" These gods are indeed more wise and beautiful than men; but men,
when they are great men, are stronger than they are, for men are, as it
were, the foaming tide-line of their sea. One remembers the Druid who
answered, when some one asked him who made the world, "The Druids made
it." All was indeed but one life flowing everywhere, and taking one
quality here, another there. It sometimes seems to one as if there is a
kind of day and night of religion, and that a period when the influences
are those that shape the world is followed by a period when the greater
power is in influences that would lure the soul out of the world, out of
the body. When Oisin is speaking with S. Patrick of the friends and the
life he has outlived, he can but cry out constantly against a religion
that has no meaning for him. He laments, and the country-people have
remembered his words for centuries: "I will cry my fill, but not for
God, but because Finn and the Fianna are not living."
VII
Old writers had an admirable symbolism that attributed certain energies
to the influence of the sun, and certain others to the lunar influence.

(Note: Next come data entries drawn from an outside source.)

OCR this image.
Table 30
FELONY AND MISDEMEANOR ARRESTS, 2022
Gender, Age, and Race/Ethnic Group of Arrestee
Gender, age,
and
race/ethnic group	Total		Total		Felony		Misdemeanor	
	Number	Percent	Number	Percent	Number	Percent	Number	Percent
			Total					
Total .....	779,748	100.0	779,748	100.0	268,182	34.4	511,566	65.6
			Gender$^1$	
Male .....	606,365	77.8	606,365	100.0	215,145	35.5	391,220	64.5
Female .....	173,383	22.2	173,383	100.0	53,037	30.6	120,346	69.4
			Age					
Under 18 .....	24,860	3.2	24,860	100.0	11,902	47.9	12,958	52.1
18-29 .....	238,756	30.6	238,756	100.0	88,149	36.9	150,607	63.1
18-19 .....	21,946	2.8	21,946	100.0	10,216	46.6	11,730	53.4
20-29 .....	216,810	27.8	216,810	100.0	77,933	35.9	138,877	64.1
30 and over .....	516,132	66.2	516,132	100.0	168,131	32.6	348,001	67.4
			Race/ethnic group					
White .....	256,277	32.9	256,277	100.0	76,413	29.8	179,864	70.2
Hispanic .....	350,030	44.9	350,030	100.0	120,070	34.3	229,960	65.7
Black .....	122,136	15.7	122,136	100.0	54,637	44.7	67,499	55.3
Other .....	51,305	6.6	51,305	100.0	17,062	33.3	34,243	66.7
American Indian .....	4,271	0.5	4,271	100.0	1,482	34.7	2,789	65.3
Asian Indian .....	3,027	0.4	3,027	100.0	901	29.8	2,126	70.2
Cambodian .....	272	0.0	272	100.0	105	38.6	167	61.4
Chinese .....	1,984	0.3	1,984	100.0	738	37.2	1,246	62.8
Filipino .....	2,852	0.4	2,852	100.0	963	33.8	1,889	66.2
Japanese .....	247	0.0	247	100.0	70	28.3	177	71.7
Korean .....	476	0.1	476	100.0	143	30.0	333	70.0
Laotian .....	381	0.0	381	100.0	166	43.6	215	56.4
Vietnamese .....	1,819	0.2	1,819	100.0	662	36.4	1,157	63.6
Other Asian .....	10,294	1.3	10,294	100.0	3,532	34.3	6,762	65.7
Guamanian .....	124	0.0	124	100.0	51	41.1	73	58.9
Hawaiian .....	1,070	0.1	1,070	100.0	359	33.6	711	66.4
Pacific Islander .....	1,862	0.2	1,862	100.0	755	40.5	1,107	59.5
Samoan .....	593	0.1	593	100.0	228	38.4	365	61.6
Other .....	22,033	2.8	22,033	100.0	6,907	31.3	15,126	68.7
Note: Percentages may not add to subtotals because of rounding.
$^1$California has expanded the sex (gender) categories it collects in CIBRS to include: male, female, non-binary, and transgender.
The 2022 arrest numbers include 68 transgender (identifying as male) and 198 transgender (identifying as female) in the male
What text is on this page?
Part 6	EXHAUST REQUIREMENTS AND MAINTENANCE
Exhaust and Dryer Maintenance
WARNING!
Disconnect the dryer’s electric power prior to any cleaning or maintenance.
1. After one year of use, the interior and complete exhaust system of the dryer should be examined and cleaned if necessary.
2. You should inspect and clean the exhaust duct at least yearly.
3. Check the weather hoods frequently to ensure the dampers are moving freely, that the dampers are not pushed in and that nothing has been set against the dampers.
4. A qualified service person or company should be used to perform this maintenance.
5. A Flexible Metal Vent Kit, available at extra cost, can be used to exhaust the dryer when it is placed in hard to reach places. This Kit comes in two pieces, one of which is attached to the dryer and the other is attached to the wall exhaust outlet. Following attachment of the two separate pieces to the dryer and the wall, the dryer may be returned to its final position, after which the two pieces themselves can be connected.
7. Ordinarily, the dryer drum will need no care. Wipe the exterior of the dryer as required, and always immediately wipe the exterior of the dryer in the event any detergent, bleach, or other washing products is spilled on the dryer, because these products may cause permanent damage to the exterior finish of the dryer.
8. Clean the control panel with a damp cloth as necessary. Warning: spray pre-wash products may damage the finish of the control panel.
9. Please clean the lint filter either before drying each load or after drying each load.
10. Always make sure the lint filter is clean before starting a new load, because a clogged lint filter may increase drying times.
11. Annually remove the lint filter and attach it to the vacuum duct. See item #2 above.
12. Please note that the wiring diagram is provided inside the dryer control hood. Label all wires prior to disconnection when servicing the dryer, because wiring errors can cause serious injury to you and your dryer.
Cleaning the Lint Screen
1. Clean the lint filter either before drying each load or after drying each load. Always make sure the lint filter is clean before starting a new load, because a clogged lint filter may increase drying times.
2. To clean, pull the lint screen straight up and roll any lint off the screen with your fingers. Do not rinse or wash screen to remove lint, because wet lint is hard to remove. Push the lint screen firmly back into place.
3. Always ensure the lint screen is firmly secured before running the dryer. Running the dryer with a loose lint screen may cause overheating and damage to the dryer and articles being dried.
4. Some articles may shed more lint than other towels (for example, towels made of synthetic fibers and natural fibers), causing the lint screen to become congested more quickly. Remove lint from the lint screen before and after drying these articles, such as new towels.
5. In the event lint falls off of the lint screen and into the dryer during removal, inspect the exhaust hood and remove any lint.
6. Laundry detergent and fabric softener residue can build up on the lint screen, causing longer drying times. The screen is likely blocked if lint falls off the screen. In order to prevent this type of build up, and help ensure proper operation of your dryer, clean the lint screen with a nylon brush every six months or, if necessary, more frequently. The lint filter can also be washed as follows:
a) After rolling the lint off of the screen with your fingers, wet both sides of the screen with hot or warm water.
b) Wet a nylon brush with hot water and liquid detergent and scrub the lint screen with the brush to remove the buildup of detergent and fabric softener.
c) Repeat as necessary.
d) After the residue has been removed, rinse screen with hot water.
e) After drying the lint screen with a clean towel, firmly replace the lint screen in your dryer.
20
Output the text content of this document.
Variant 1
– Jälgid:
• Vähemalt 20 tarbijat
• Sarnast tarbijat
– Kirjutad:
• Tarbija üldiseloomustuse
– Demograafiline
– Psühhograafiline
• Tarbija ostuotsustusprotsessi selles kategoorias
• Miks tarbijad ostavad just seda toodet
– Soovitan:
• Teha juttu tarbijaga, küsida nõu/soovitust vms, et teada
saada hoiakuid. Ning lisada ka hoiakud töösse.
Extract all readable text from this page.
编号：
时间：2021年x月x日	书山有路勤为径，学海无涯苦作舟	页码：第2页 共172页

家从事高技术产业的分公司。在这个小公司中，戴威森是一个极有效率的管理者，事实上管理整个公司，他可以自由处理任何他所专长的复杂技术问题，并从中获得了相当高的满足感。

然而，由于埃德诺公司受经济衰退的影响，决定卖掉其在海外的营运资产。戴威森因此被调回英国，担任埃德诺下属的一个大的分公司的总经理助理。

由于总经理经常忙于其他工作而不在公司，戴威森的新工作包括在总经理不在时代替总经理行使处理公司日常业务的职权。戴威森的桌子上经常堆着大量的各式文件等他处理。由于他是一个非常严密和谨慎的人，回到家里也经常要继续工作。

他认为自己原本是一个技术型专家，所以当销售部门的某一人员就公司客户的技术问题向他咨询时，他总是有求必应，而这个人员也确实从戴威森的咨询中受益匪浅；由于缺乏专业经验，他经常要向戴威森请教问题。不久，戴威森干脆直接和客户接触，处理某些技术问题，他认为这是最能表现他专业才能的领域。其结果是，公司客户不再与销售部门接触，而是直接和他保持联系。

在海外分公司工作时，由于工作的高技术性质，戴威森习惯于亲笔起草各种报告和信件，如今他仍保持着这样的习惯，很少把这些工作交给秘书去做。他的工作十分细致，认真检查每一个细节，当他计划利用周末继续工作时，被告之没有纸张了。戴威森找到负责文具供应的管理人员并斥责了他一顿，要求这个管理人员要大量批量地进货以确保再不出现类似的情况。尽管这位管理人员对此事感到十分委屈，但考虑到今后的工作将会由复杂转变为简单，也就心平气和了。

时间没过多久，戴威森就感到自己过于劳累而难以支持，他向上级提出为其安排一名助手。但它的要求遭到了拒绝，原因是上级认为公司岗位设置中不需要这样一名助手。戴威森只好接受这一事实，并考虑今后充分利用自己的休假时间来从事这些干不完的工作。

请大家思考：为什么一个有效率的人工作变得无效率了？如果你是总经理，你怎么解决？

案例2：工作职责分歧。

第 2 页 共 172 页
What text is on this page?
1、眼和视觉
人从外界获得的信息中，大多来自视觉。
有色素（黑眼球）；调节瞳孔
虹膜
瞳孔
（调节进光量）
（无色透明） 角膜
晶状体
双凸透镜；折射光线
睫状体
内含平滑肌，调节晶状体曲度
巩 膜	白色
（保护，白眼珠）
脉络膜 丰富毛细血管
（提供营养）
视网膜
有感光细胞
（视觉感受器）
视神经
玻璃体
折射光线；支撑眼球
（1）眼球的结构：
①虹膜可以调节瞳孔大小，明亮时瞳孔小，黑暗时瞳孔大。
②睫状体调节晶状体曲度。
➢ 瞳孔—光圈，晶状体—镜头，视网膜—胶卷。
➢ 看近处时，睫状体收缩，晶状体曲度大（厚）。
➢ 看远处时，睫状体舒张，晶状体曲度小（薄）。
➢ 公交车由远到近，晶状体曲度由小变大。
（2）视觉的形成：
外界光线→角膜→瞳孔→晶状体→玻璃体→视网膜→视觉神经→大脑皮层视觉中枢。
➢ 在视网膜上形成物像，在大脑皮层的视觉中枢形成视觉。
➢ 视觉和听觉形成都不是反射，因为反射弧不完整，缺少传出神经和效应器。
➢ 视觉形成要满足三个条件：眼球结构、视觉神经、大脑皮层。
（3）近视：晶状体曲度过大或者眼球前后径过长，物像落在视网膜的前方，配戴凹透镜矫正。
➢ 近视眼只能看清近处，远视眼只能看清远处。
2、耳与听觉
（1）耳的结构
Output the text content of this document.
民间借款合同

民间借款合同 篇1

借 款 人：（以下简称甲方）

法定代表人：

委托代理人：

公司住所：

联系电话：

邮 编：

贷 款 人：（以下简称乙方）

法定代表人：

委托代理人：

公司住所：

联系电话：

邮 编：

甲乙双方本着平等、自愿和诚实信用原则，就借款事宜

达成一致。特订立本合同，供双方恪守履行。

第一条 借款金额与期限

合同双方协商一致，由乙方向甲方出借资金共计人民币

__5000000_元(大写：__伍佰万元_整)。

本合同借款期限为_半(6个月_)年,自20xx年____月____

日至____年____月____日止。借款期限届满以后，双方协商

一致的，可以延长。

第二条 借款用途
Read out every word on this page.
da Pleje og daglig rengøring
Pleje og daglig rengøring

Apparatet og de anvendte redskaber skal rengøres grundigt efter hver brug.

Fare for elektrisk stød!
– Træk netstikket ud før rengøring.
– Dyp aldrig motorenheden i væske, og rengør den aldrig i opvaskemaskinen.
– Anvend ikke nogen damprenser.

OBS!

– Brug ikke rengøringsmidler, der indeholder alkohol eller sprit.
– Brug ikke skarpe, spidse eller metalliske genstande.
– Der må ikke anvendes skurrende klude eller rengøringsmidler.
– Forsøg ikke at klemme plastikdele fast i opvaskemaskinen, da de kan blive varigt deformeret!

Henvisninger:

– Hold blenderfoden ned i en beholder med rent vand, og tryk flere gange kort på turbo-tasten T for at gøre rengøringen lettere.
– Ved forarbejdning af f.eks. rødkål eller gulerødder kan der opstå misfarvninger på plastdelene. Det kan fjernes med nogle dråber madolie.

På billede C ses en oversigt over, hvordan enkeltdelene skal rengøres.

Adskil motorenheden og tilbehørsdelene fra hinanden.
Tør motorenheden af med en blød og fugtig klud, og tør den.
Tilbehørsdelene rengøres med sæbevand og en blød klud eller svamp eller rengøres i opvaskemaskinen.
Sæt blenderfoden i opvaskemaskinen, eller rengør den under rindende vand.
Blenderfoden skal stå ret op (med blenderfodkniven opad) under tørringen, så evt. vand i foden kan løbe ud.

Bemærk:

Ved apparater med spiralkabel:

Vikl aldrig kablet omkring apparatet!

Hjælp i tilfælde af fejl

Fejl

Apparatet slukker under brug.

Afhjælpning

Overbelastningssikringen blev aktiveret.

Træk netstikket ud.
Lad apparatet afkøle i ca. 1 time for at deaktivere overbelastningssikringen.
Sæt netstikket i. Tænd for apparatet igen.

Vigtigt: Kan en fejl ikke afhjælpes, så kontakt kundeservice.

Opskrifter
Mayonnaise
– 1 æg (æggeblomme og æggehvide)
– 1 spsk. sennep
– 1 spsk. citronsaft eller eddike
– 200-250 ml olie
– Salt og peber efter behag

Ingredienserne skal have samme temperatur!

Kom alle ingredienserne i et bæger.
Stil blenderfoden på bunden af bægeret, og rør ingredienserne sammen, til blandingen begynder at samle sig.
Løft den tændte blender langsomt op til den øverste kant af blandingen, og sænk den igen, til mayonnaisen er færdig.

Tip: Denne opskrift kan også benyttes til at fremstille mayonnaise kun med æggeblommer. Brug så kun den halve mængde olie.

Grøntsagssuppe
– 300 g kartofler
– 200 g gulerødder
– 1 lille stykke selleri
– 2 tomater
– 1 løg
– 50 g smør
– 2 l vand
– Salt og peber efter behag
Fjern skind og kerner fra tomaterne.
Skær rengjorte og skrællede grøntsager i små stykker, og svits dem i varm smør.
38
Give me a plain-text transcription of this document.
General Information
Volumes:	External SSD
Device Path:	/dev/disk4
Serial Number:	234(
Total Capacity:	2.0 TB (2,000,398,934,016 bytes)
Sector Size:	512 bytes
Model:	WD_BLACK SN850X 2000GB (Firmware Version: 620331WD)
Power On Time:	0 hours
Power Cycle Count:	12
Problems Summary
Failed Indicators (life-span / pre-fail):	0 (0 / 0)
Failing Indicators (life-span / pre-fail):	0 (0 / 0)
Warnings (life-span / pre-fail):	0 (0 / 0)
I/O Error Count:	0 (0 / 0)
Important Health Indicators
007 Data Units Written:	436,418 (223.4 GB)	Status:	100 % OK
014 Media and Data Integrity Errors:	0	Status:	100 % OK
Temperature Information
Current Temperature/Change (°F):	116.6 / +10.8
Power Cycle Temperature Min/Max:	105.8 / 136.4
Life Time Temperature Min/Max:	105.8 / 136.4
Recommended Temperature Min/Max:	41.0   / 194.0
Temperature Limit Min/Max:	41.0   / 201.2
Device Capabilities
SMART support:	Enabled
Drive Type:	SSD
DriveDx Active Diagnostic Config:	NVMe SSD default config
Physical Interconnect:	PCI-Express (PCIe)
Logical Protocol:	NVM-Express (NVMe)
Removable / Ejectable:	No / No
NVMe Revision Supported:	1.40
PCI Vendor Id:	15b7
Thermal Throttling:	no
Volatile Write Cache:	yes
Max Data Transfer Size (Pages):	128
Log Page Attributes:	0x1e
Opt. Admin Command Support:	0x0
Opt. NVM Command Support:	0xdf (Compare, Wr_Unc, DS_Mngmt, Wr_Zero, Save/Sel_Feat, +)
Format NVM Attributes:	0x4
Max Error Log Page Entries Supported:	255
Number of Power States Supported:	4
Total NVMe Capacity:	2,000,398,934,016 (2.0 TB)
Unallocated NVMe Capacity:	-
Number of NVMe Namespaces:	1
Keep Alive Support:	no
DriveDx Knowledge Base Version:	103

To lunar influence belong all thoughts and emotions that were created by
the community, by the common people, by nobody knows who, and to the sun
all that came from the high disciplined or individual kingly mind. I
myself imagine a marriage of the sun and moon in the arts I take most
pleasure in; and now bride and bridegroom but exchange, as it were, full
cups of gold and silver, and now they are one in a mystical embrace.